Le gouvernement s’installe à pieds joints dans votre vie familiale. Non content de squatter votre assiette, votre garage, votre portefeuille ou votre lit conjugal, il compte désormais s’attaquer à ce qui vous est le plus cher : vos enfants.

Vous n’êtes pas parents ? Ceci vous concerne quand même. Car les droits fondamentaux de tout individu libre et responsable font l’objet de ces attaques.

Le porno en cœur de cible

Sous la pression de l’industrie et, surtout, des défenseurs des droits individuels, le gouvernement britannique a reporté l’introduction de son « Porn Block » qui était annoncée pour le début de ce mois d’avril. Un projet controversé, visant à interdire le visionnage des sites pornographiques pour les moins de 18 ans.

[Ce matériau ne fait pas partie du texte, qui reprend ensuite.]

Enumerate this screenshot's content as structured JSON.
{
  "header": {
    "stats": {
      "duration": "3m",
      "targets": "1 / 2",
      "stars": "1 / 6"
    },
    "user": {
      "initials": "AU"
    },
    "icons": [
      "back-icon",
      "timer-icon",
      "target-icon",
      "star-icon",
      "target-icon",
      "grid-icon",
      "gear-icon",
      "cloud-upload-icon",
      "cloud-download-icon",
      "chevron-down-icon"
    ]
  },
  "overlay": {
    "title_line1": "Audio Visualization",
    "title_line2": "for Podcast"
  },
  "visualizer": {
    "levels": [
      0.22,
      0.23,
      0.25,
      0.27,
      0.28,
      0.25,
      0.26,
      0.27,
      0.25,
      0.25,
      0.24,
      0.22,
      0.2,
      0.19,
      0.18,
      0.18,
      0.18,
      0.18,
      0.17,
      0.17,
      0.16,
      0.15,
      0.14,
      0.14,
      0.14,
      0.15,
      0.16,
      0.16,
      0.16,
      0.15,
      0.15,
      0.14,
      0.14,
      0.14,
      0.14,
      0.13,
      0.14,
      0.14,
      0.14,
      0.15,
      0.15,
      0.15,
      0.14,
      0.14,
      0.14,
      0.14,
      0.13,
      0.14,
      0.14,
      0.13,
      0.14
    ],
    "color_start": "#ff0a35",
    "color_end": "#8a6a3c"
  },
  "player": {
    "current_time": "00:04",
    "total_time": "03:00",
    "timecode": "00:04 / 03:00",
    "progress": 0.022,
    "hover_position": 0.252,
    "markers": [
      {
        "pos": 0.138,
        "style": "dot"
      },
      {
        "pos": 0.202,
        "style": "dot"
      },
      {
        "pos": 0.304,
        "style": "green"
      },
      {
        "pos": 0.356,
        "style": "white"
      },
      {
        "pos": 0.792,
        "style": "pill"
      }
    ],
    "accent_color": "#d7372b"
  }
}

Les sites ne respectant pas la nouvelle loi étaient passibles d’une amende de 250 000 livres (290 000 euros).

Concrètement, les internautes britanniques souhaitant accéder à un site pornographique devraient matériellement prouver qu’ils ont plus de 18 ans. « Matériellement », cela signifie qu’il ne suffit plus de cliquer sur un bandeau « I’m over 18 ». Le système réclame votre adresse mail et tente de vérifier votre assertion en allant jusqu’à vérifier votre âge par SMS via — s’il le faut — votre carte de crédit ou votre permis de conduire. Des « pass porno » sont même disponibles à l’achat dans certains magasins pour prouver — au gouvernement qui veut votre bien — que vous avez l’âge requis pour visionner une p*pe ou une l*vr*ette.

Le site Wired s’est amusé à relever toutes les raisons pour lesquelles cette idée relevait du mauvais plan. D’abord parce que n’importe quel ressortissant de Sa Majesté peut, avec un VPN simulant une connexion depuis un autre pays, avoir accès aux innombrables sites porno dont fourmille le web. Ensuite, parce que cette interdiction gouvernementale pousse aux comportements parallèles (devenus, par force de loi, illicites). Enfin (et surtout), parce que le gouvernement britannique peut ainsi avoir accès, sans se fouler, à une base de données exhaustive de personnes consultant des sites de po*n.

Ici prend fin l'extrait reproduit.